High concentrations of Lp(a) are associated with high risk of recurrent CVD in individuals from the general population. This study suggests that Lp(a)-lowering by 50 mg/dL (105 nmol/L) short-term (ie, 5 years) may reduce CVD by 20% in a secondary prevention setting.
高脂蛋白(a)[Lp(a)]可导致心血管疾病(CVD)的一级预防;然而,高 Lp(a) 是否会导致复发性 CVD 事件仍存在争议。我们检验了后者的假设,并估计了在二级预防环境中降低 Lp(a)水平 5 年以减少 CVD 事件所需的幅度。

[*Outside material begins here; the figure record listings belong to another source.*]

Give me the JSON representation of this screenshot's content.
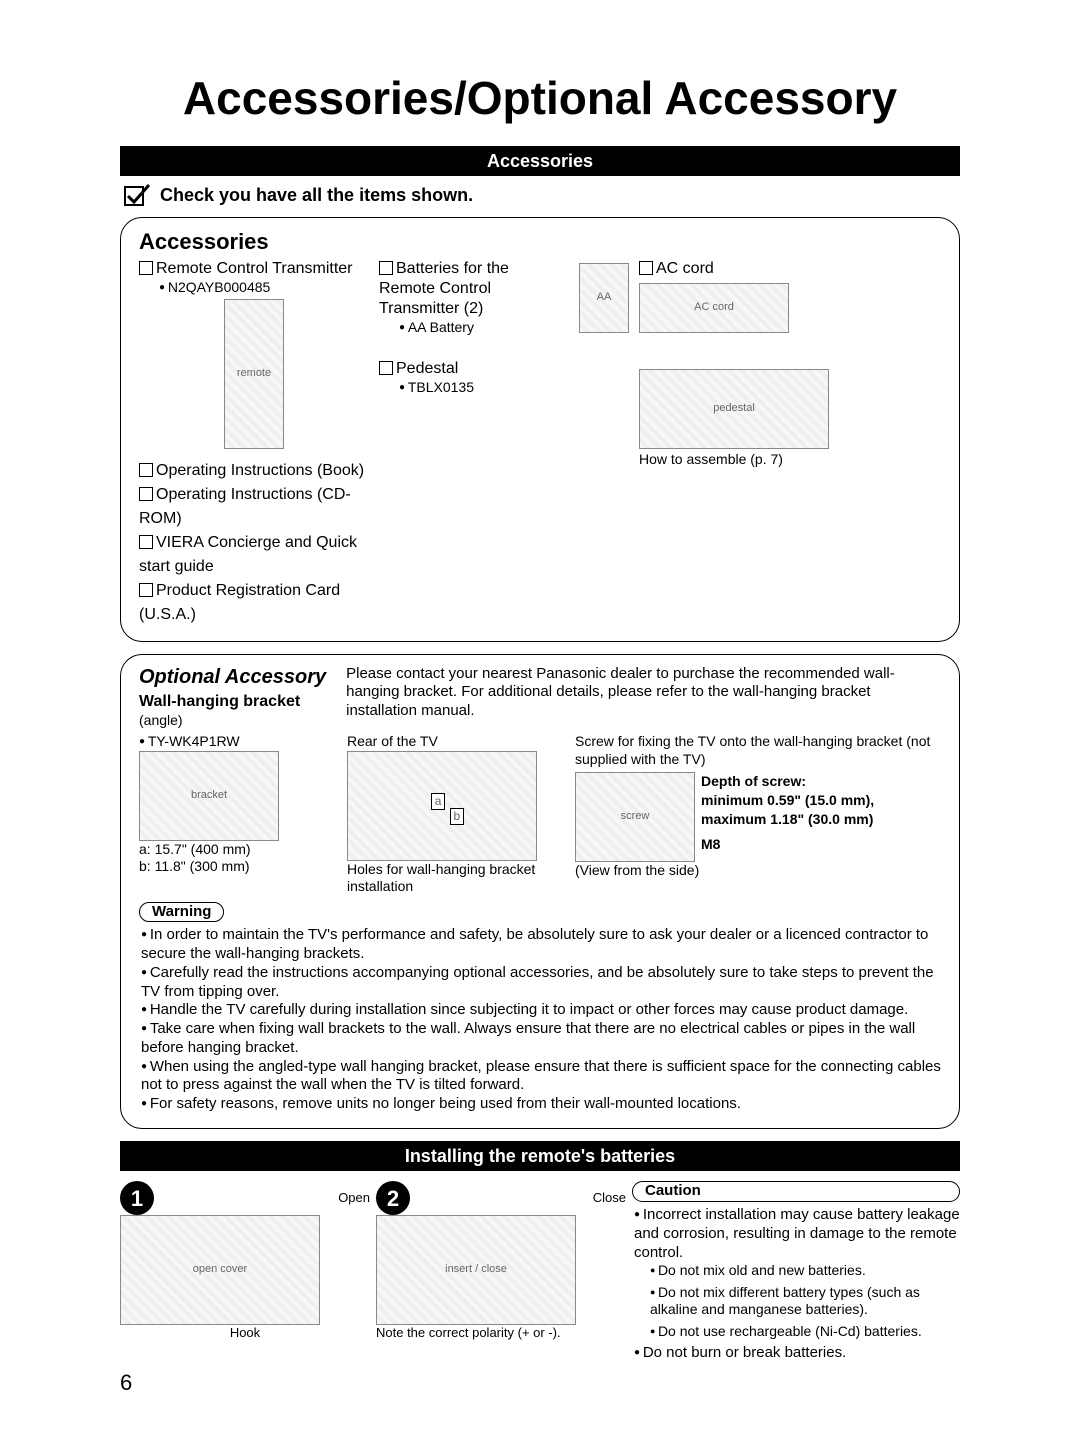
{
  "colors": {
    "page_bg": "#ffffff",
    "text": "#000000",
    "bar_bg": "#000000",
    "bar_text": "#ffffff",
    "panel_border": "#000000"
  },
  "page": {
    "title": "Accessories/Optional Accessory",
    "number": "6"
  },
  "bar1": "Accessories",
  "check_line": "Check you have all the items shown.",
  "accessories": {
    "title": "Accessories",
    "remote": {
      "label": "Remote Control Transmitter",
      "model": "N2QAYB000485"
    },
    "batteries": {
      "label": "Batteries for the Remote Control Transmitter (2)",
      "note": "AA Battery"
    },
    "ac_cord": {
      "label": "AC cord"
    },
    "pedestal": {
      "label": "Pedestal",
      "model": "TBLX0135",
      "assemble": "How to assemble (p. 7)"
    },
    "extras": [
      "Operating Instructions (Book)",
      "Operating Instructions (CD-ROM)",
      "VIERA Concierge and Quick start guide",
      "Product Registration Card (U.S.A.)"
    ]
  },
  "optional": {
    "title": "Optional Accessory",
    "desc": "Please contact your nearest Panasonic dealer to purchase the recommended wall-hanging bracket. For additional details, please refer to the wall-hanging bracket installation manual.",
    "sub": "Wall-hanging bracket",
    "angle": "(angle)",
    "model": "TY-WK4P1RW",
    "dim_a": "a: 15.7\" (400 mm)",
    "dim_b": "b: 11.8\" (300 mm)",
    "rear_label": "Rear of the TV",
    "holes_label": "Holes for wall-hanging bracket installation",
    "screw_note": "Screw for fixing the TV onto the wall-hanging bracket (not supplied with the TV)",
    "depth_label": "Depth of screw:",
    "depth_min": "minimum 0.59\" (15.0 mm),",
    "depth_max": "maximum 1.18\" (30.0 mm)",
    "screw_size": "M8",
    "view_label": "(View from the side)",
    "a_lbl": "a",
    "b_lbl": "b",
    "warning_label": "Warning",
    "warnings": [
      "In order to maintain the TV's performance and safety, be absolutely sure to ask your dealer or a licenced contractor to secure the wall-hanging brackets.",
      "Carefully read the instructions accompanying optional accessories, and be absolutely sure to take steps to prevent the TV from tipping over.",
      "Handle the TV carefully during installation since subjecting it to impact or other forces may cause product damage.",
      "Take care when fixing wall brackets to the wall. Always ensure that there are no electrical cables or pipes in the wall before hanging bracket.",
      "When using the angled-type wall hanging bracket, please ensure that there is sufficient space for the connecting cables not to press against the wall when the TV is tilted forward.",
      "For safety reasons, remove units no longer being used from their wall-mounted locations."
    ]
  },
  "bar2": "Installing the remote's batteries",
  "install": {
    "step1_num": "1",
    "step2_num": "2",
    "open": "Open",
    "hook": "Hook",
    "close": "Close",
    "polarity": "Note the correct polarity (+ or -).",
    "caution_label": "Caution",
    "caution_main": "Incorrect installation may cause battery leakage and corrosion, resulting in damage to the remote control.",
    "caution_sub": [
      "Do not mix old and new batteries.",
      "Do not mix different battery types (such as alkaline and manganese batteries).",
      "Do not use rechargeable (Ni-Cd) batteries."
    ],
    "caution_last": "Do not burn or break batteries."
  }
}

从 58527 名具有 Lp(a)测量值的 CGPS(哥本哈根一般人群研究;2003-2015 年)中,研究了 2527 名年龄在 20 至 79 岁、有 CVD 病史的个体。主要终点是主要不良心血管事件(MACE)。我们还研究了来自 CCHS(哥本哈根城市心脏研究;1991-1994 年)和 CIHDS(哥本哈根缺血性心脏病研究;1991-1993 年)的 1115 名 CVD 患者。在中位随访 5 年(范围,0-13 年)期间,493 名个体(20%)在 CGPS 中经历了 MACE。每 1000 人年的 MACE 发生率为 Lp(a)<10 mg/dL 的个体为 29(95%CI,25-34),10-49 mg/dL 的个体为 35(30-41),50-99 mg/dL 的个体为 42(34-51),Lp(a)≥100 mg/dL 的个体为 54(42-70)。与 Lp(a)<10 mg/dL(18 nmol/L)的个体相比,多因素调整后的 MACE 发生率比值为 1.28(95%CI,1.03-1.58),Lp(a)为 10-49 mg/dL(18-104 nmol/L),1.44(1.12-1.85)为 50-99 mg/dL(105-213 nmol/L),Lp(a)≥100 mg/dL(214 nmol/L)为 2.14(1.57-2.92)。在 CCHS 和 CIHDS 的个体中获得了独立的证实。为了在二级预防中实现 20%和 40%的 MACE 风险降低,我们估计 Lp(a)应降低 50 mg/dL(95%CI,27-138;105 nmol/L[55-297])和 99 mg/dL(95%CI,54-273;212 nmol/L[114-592]),持续 5 年。
高浓度的 Lp(a)与一般人群中复发性 CVD 的高风险相关。本研究表明,在二级预防环境中降低 Lp(a)水平 50 mg/dL(105 nmol/L)短期(即 5 年)可能降低 20%的 CVD。